He said that PEF is relevant as the country was progressing towards the full deregulation of the petroleum downstream sector.

NAN reports that PEF was set up by Decree 9 of 1975 (as amended by Decree Number 32 of 1989 now chapter 352 of the Laws of the Federation). Its main function is to ensure price uniformity of petroleum products via the reimbursement of marketers for losses they incur in trucking products from depots to their filling stations anywhere in Nigeria.

Okoronkwo said recommendations by stakeholders that the PEF should remove from the draft of the Petroleum Industry Bill

“Funds employed in making the PEF work effectively were sourced from the revenue, generated by the Product Marketing Companies.

Okoronkwo said: “PEF are fund managers and they manage our money. The government is not giving them money in any way and what they are working with is marketers’ money.“In order to unite the country, there must be a semblance of uniformity in prices of petroleum products all over.

“For instance, the price you buy a particular soft drink is the same all over the country and that is internal equalisation by the companies.

His words, “So, we believe PEF is very relevant and they should continue to do this for us. We are not saying that there should not be a difference in prices but it should be minimal.
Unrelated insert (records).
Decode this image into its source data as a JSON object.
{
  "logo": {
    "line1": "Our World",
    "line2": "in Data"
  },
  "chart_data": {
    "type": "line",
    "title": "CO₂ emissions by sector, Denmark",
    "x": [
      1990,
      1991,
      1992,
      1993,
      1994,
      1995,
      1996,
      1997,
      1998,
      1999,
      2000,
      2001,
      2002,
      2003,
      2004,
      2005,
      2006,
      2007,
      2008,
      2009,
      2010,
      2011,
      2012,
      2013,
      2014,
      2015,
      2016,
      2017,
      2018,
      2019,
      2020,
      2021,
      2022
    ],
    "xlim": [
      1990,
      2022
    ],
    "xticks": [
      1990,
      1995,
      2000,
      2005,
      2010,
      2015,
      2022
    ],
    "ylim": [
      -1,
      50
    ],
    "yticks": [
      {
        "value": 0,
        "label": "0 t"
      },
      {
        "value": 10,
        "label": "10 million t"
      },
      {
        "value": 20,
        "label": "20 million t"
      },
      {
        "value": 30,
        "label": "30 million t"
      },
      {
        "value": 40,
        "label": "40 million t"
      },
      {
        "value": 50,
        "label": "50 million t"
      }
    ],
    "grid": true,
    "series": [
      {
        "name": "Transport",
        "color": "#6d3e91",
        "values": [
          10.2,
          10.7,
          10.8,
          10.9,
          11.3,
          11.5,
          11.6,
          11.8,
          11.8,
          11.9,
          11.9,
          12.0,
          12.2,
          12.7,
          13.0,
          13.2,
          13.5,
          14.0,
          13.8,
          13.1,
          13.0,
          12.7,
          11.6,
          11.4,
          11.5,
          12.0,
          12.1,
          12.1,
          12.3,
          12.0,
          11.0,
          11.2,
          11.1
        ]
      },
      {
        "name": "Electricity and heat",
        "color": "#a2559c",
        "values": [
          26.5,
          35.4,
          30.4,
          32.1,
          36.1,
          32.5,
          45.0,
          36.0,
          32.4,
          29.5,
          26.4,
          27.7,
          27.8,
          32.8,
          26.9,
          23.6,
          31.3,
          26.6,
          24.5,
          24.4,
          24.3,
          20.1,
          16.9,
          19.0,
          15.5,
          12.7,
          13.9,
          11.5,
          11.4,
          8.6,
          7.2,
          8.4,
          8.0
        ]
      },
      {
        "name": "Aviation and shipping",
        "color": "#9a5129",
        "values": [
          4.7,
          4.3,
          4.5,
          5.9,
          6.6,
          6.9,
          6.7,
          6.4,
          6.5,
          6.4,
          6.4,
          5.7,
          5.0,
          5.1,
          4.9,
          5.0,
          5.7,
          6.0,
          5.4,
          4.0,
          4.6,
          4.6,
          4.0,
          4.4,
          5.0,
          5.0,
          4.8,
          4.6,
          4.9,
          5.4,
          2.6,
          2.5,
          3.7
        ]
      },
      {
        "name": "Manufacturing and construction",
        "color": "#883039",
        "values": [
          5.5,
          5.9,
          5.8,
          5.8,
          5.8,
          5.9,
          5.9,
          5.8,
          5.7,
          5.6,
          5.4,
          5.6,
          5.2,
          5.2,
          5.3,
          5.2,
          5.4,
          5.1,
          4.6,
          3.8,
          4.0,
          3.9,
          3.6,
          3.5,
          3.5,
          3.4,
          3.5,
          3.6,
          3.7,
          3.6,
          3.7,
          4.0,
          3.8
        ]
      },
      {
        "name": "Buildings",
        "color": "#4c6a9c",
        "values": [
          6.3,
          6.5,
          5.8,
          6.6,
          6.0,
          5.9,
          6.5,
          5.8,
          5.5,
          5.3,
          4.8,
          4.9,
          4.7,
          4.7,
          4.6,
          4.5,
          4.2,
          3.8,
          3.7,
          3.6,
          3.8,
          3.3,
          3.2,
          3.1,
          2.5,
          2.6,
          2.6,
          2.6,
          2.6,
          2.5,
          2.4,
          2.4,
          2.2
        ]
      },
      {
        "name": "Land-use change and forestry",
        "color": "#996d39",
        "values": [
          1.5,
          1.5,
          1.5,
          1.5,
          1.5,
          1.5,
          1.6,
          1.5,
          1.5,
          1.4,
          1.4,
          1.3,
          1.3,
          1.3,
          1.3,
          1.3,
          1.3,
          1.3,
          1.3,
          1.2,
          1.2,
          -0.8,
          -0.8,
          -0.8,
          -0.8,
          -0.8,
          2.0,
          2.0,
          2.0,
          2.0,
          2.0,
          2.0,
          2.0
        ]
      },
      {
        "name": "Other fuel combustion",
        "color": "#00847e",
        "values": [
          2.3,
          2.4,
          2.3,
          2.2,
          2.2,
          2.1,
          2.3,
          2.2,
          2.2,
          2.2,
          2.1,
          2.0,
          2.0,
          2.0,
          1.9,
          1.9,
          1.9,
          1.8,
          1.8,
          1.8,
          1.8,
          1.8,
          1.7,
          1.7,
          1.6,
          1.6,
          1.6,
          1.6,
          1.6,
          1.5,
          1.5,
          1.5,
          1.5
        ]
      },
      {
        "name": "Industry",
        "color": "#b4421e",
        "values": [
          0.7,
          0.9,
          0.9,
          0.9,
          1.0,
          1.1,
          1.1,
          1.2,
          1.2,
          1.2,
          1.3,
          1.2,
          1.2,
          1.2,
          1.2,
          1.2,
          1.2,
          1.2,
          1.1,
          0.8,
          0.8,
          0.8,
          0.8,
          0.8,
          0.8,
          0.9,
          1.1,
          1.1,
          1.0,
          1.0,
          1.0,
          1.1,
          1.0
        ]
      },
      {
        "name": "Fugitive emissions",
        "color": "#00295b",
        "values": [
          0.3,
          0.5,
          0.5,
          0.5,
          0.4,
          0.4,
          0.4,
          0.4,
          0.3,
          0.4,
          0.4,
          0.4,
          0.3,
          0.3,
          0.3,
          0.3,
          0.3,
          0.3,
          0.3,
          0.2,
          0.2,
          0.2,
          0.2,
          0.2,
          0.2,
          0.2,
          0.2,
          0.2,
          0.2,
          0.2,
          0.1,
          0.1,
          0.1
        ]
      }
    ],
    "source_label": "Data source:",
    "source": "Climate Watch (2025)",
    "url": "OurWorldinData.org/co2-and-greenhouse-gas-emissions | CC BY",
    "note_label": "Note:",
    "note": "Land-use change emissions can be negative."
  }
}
He also urged the government to create a level playing field in the downstream sector by providing foreign exchange for marketers to import fuel at the same rate given to the Nigerian National Petroleum Corporation.

“FG allowed Marketers to go out and bring in petrol instead of the only NNPC importing the product.

“This will encourage competition and drive the price down. There are many areas that cost can go down when allowed to import.

“Some marketers already have their own vessels which may reduce the freight cost. What we want is for the government to allow the full deregulation of the sector and allow market forces to determine the price.”